Kathmandu shuts airport to big jets

Runway damage forced Nepalese authorities to close the main airport yesterday to large aircraft delivering aid to millions of people following the massive earthquake, but UN officials said the overall logistics situation was improving.

The death toll climbed to 7,250, including six foreigners and 45 Nepalese found over the weekend on a popular trekking route, said government administrator Gautam Rimal.

Nepal’s tourist police said 57 foreigners were killed in the April 25 quake, and 109 are still missing, including 12 Russians and nine Americans.

The main runway was temporarily closed to big planes because of damage. It was built to handle only medium-size jetliners, but not the large military and cargo planes that have been flying in aid supplies, food, medicines, and rescue and humanitarian workers, said Birendra Shrestha, manager of Tribhuwan International Airport outside Kathmandu.

There have been reports of cracks on the runway and other problems at the only airport capable of handling jetliners. “You’ve got one runway, and you’ve got limited handling facilities, and you’ve got the ongoing commercial flights,” said Jamie McGoldrick, the UN co-ordinator for Nepal.

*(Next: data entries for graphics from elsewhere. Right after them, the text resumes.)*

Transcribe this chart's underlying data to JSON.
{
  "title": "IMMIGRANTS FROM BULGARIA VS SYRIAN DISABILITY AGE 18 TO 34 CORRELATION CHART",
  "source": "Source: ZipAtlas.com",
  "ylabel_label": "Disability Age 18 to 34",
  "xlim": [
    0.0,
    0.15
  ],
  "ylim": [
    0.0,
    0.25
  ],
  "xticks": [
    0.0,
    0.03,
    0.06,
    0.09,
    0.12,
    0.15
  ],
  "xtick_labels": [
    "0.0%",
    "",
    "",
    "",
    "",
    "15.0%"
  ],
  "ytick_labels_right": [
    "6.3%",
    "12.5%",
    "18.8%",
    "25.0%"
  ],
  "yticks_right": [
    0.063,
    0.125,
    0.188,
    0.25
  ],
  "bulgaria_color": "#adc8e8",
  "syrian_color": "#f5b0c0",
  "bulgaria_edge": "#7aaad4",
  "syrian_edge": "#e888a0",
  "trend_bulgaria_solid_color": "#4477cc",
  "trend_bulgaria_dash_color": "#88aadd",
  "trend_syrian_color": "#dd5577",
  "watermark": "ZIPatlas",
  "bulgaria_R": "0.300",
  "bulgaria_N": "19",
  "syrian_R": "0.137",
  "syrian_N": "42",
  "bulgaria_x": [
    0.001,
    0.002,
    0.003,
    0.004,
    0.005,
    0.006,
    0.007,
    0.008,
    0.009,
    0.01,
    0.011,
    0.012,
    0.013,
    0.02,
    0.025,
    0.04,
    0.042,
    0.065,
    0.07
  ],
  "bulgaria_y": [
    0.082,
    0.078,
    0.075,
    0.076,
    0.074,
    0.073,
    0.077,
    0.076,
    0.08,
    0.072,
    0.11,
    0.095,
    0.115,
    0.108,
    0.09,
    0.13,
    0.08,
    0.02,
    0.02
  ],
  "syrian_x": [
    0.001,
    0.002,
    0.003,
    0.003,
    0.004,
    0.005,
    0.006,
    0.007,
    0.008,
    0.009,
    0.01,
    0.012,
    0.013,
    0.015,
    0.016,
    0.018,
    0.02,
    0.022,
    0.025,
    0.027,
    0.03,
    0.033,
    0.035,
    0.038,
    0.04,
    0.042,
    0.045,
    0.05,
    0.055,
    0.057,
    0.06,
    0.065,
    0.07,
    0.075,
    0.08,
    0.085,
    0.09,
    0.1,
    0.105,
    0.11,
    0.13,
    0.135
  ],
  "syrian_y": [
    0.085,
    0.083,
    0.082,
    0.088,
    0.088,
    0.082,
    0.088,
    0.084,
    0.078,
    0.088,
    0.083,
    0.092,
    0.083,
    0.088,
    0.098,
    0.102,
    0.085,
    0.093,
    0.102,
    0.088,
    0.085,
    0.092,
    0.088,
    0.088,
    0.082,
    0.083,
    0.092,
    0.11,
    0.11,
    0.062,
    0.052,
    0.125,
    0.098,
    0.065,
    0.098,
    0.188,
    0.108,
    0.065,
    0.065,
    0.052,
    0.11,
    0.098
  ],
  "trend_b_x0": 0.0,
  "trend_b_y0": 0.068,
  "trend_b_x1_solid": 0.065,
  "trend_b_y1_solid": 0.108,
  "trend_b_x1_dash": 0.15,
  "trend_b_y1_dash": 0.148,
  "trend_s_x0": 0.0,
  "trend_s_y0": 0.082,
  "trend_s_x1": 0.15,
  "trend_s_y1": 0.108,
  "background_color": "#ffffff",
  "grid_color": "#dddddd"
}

“You put on top of that massive relief items coming in, the search and rescue teams that has clogged up this airport. And I think once they put better systems in place, I think that will get better.”

He said that the aid delivery bottlenecks were slowly disappearing, and the Nepalese government eased customs and other bureaucratic hurdles on humanitarian aid after UN complaints.

The UN says the quake affected 8.1 million people —more than a quarter of Nepal’s 28m people.